Nas derradeiras páginas do livro, Gross e de la Fuente alçam voo sobre os anos que se seguiram à abolição, contrastando os Black Codes e as Leis Jim Crow no Sul dos Estados Unidos com o relativo reconhecimento dos direitos dos negros em Cuba. Em seus termos, a transição da escravidão à cidadania resultou das lutas políticas dos negros de cada região. Nas entrelinhas, os historiadores convidam seus pares a desbravar o campo das relações raciais nas sociedades do pós-abolição, à luz de suas importantes contribuições. Trazendo mais uma vez Tannenbaum ao debate, Gross e de la Fuente concluem que o tecido de conexão entre o negro escravizado e o cidadão negro, no pós-abolição, não decorreu da relação entre “slave and citizen” mas de “black to black”. Como enunciado no título e na introdução, não teria sido o direito da escravidão, mas a mobilização do direito à liberdade pelos próprios sujeitos escravizados que selou o caminho para a construção, não só dos regimes, mas das identidades raciais. É possível questionar se o direito à liberdade existiria senão como contradição interna do direito da escravidão, em uma relação dialética. No entanto, foi por meio dessa inversão do prisma que Gross e de la Fuente miraram um velho debate sob um ângulo novo, trazendo à luz outros sujeitos e respostas.
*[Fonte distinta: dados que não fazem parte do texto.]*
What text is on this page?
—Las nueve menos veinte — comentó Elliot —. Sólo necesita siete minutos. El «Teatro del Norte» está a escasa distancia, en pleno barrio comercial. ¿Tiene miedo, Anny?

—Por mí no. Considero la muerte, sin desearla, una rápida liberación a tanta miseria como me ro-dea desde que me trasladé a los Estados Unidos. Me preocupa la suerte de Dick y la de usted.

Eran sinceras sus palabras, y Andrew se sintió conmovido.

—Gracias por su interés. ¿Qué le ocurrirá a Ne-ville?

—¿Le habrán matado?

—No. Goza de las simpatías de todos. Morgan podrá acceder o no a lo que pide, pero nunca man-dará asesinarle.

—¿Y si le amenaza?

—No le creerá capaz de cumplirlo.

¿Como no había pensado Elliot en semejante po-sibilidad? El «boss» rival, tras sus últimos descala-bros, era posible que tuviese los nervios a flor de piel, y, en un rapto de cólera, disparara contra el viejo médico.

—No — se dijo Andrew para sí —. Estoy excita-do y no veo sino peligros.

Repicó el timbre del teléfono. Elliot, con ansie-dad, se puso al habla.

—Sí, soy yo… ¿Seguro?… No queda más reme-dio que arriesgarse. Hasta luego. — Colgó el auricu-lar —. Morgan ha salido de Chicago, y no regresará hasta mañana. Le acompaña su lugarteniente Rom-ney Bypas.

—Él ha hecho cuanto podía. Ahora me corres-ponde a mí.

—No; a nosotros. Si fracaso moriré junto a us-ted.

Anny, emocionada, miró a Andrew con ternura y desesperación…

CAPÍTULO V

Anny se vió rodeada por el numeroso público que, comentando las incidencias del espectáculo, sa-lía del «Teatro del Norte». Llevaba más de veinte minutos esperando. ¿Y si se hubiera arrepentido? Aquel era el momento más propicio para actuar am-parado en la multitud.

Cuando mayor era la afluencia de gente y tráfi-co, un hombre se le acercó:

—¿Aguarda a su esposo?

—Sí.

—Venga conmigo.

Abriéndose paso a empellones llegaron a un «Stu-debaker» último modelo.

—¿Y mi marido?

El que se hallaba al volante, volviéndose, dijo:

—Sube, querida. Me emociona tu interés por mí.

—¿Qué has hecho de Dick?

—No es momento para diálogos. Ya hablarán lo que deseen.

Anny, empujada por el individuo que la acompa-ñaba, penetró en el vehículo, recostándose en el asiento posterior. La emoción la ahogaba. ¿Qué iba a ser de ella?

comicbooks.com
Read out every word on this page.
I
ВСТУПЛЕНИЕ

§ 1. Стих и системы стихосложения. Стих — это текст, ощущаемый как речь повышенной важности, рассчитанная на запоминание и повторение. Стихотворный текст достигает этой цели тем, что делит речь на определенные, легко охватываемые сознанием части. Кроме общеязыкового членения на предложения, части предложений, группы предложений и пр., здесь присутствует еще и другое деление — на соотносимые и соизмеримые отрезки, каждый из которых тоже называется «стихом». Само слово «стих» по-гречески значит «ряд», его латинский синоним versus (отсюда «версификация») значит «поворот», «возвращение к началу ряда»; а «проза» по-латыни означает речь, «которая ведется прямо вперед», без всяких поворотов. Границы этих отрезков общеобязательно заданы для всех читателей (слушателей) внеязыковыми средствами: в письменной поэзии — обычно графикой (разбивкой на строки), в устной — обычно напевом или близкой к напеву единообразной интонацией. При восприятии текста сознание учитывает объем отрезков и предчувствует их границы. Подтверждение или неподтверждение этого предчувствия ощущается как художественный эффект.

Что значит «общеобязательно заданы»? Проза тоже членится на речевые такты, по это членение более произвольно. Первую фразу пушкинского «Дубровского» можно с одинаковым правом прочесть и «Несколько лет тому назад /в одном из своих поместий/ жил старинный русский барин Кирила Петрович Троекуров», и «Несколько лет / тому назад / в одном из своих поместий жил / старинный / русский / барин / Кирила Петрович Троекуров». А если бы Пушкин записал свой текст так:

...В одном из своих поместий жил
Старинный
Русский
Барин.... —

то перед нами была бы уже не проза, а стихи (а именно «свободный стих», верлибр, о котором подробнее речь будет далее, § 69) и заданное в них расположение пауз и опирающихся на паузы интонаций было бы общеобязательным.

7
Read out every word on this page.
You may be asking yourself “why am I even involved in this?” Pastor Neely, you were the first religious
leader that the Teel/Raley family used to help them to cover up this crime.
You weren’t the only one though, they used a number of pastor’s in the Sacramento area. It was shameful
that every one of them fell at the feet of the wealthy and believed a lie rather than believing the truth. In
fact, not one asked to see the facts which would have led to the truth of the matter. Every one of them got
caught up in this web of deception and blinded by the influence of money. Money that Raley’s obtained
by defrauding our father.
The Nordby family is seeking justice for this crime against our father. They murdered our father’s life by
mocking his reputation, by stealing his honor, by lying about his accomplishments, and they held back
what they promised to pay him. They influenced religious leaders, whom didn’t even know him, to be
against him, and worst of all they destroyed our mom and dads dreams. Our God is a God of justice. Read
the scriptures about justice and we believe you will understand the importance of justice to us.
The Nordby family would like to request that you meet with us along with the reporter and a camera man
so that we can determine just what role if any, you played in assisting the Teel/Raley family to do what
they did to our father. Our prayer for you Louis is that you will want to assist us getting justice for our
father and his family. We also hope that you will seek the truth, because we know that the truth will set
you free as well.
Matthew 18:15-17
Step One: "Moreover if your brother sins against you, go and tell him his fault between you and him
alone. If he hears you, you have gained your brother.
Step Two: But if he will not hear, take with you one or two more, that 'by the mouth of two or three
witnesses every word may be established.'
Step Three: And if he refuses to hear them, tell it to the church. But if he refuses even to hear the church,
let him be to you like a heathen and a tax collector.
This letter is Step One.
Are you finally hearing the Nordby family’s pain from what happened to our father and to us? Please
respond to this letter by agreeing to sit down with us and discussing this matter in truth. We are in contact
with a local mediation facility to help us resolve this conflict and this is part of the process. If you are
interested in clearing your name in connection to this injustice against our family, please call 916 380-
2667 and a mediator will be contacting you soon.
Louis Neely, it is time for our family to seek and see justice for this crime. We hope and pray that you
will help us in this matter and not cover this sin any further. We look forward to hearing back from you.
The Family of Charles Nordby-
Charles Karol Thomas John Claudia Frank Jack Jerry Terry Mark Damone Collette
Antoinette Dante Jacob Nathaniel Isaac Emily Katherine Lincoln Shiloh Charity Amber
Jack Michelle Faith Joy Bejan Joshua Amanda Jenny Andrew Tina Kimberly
Becoming Free, Becoming Black coroa os resultados de uma tradição historiográfica que trouxe à luz a complexidade da escravidão e das disputas sobre os sentidos da liberdade e da justiça nas Américas. Reivindicando os ganhos metodológicos e políticos da história “de baixo para cima”, e preservando no centro da narrativa os sujeitos escravizados e sua agência, Gross e de la Fuente deram um passo além. Instigados pelos debates postos no presente, ousaram revisitar os clássicos para oferecer respostas e questionamentos originais. Em tempos de crise das representações e de revisionismos históricos, Becoming Free, Becoming Black nos reabre uma janela ao passado, exibindo as raízes pérfidas de mazelas que ainda nos assolam. No entrepasso do caminhar de tantos homens e mulheres, os autores nos lembram das lutas pretéritas, e quiçá nos apontam possíveis caminhos para os embates que se anunciam no horizonte.

Notas

1. Universidade de São Paulo. São Paulo – São Paulo – Brasil.

2. Marcelo Ferraro é doutorando em História Social pela Universidade de São Paulo e estuda a relação entre direito, violência e escravidão no Vale do Paraíba e no Vale do Mississippi no longo século XIX.

3. Apenas para citar a principal referência dos autores, ver Rebecca J. Scott, Degrees of Freedom: Louisiana and Cuba After Slavery. Cambridge, MA, 2005; e mais recentemente Scott, R., & Hébrard, J. Freedom Papers: An Atlantic Odyssey in the Age of Emancipation. Cambridge, MA: Harvard University Press, 2012.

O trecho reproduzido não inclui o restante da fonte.